Let it be Banni

Banni ko Banni Rehne Do (Let it be Banni)
Banni ko Banni Rehne Do (Let it be Banni) is the movement for the management and utilization of the grasslands of Banni. The land of Banni was given to the Maldhari (pastoralist) community by the rulers of Kachchh for livestock grazing approximately 500 years ago, which imposed a ban on agricultural farming and any other private activity apart from grazing; and the people of Banni have been using it as a common property since then.

There are some threats that have come up against maintaining this common property. The Working Plan of Banni prepared by the Forest Department of Kachchh, is one such threat, which states that 20% of the land will be exclusively used for raising Prosopis Juliflora (Ganda Bawal) and that, fencing and plotting of land will be done to raise and control the growth of grasses, which will lead to a division of land in Banni. According to this plan, several small plots or coupes will be fenced in Banni on which grazing will be prohibited for the first five years. The paradox is that, neither the people of Banni, nor the Panchayats in Banni have been consulted while preparing this plan.

Apart from that, some private chemical companies have received permission to set up their plants in areas near Banni from the government and they have illegally encroached in Banni. The people of Banni are demanding that this land be used as a common property for livestock grazing, as they have been using since years and declare Banni as “Special Pastoralists’ Zone” as it is natural grassland and only the pastoralist communities reside there.
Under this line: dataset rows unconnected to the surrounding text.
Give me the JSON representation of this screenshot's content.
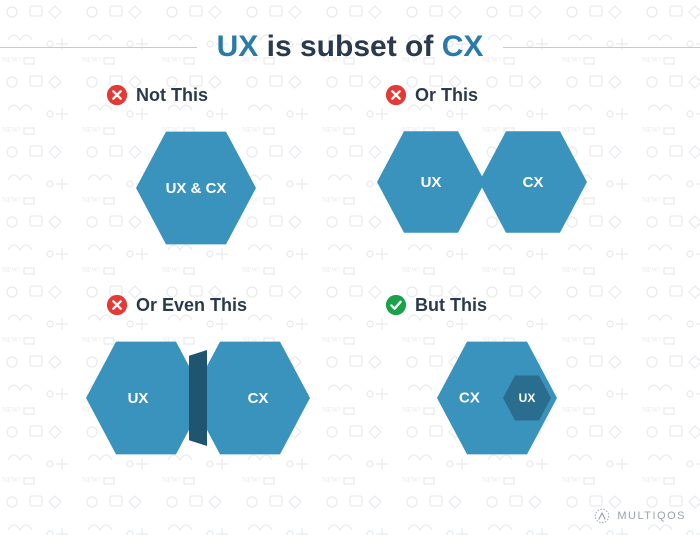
{
  "title": {
    "parts": [
      "UX",
      " is subset of ",
      "CX"
    ]
  },
  "colors": {
    "accent": "#2a7ba8",
    "hex": "#3a93bc",
    "hex_dark": "#2b6d8e",
    "overlap": "#1f5571",
    "cross": "#e53935",
    "check": "#1aa24a",
    "text": "#2a3a4d"
  },
  "panels": [
    {
      "id": "not-this",
      "mark": "cross",
      "label": "Not This",
      "shapes": [
        {
          "type": "hex",
          "size": "large",
          "text": "UX & CX"
        }
      ]
    },
    {
      "id": "or-this",
      "mark": "cross",
      "label": "Or This",
      "shapes": [
        {
          "type": "hex",
          "size": "med",
          "text": "UX"
        },
        {
          "type": "hex",
          "size": "med",
          "text": "CX"
        }
      ]
    },
    {
      "id": "or-even-this",
      "mark": "cross",
      "label": "Or Even This",
      "shapes": [
        {
          "type": "hex",
          "size": "large",
          "text": "UX"
        },
        {
          "type": "hex",
          "size": "large",
          "text": "CX"
        },
        {
          "type": "overlap"
        }
      ]
    },
    {
      "id": "but-this",
      "mark": "check",
      "label": "But This",
      "shapes": [
        {
          "type": "hex",
          "size": "large",
          "text": "CX"
        },
        {
          "type": "hex",
          "size": "small",
          "text": "UX",
          "variant": "dark"
        }
      ]
    }
  ],
  "logo": {
    "text": "MULTIQOS"
  }
}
For this purpose, the Maldharis have prepared a resolution consisting of nine points. They have started a campaign to spread awareness about the issue in the region and to gain people’s support. The members of the Breeders’ Association went to various villages and campaigned for the cause. They have highlighted their thoughts and decisions on Banni ko Banni Rehne Do in this resolution, which has been approved by the Gram Panchayats of Banni.

After studying the Working Plan of the Forest Department, the pastoralist communities realized that if the plan is implemented as it is, then they will lose their traditional system of animal husbandry and their traditional rights. So they have demanded rethinking on the Working Plan or taking it back. The Banni Breeders’ Association and the Gram Panchayats have written a letter to the Forest Department asking them to consider their demands. It has also been decided that if no positive action is taken on the matter then the Association will approach the court to put a stay on the implementation of the plan.

We have the title deed from the Maharao that bequeaths this land to us. Under the rulership of the Jadejas, there was a system of Grasdhars each administering one of the 23 sub-eco-regions of Kachchh. We have tax receipts as evidence that we historically paid pancheri (grazing tax) to the Grasdhars in exchange for the right to graze our animals in the Banni. After Indian independence in 1947 Kachchh became a part of the Bombay presidency in 1953 and the Banni continued to be used as grassland under the control of the Revenue Department without any allocation of private land holding. But after the Forest Department came out with its Working Plan, we are afraid that our ecologically sustainable way of life that we have practised for centuries will be destroyed, resulting in a breakdown of mutual trust and sharing between the Maldhari communities. In stressful times such as this, our elders have issued a call to the community members and the government, saying ‘Banni ko Banni rehne do’ meaning leave Banni as it was, as a common land for pastoralists and their animals and recognize our customary rights to live and graze our animals in the Banni.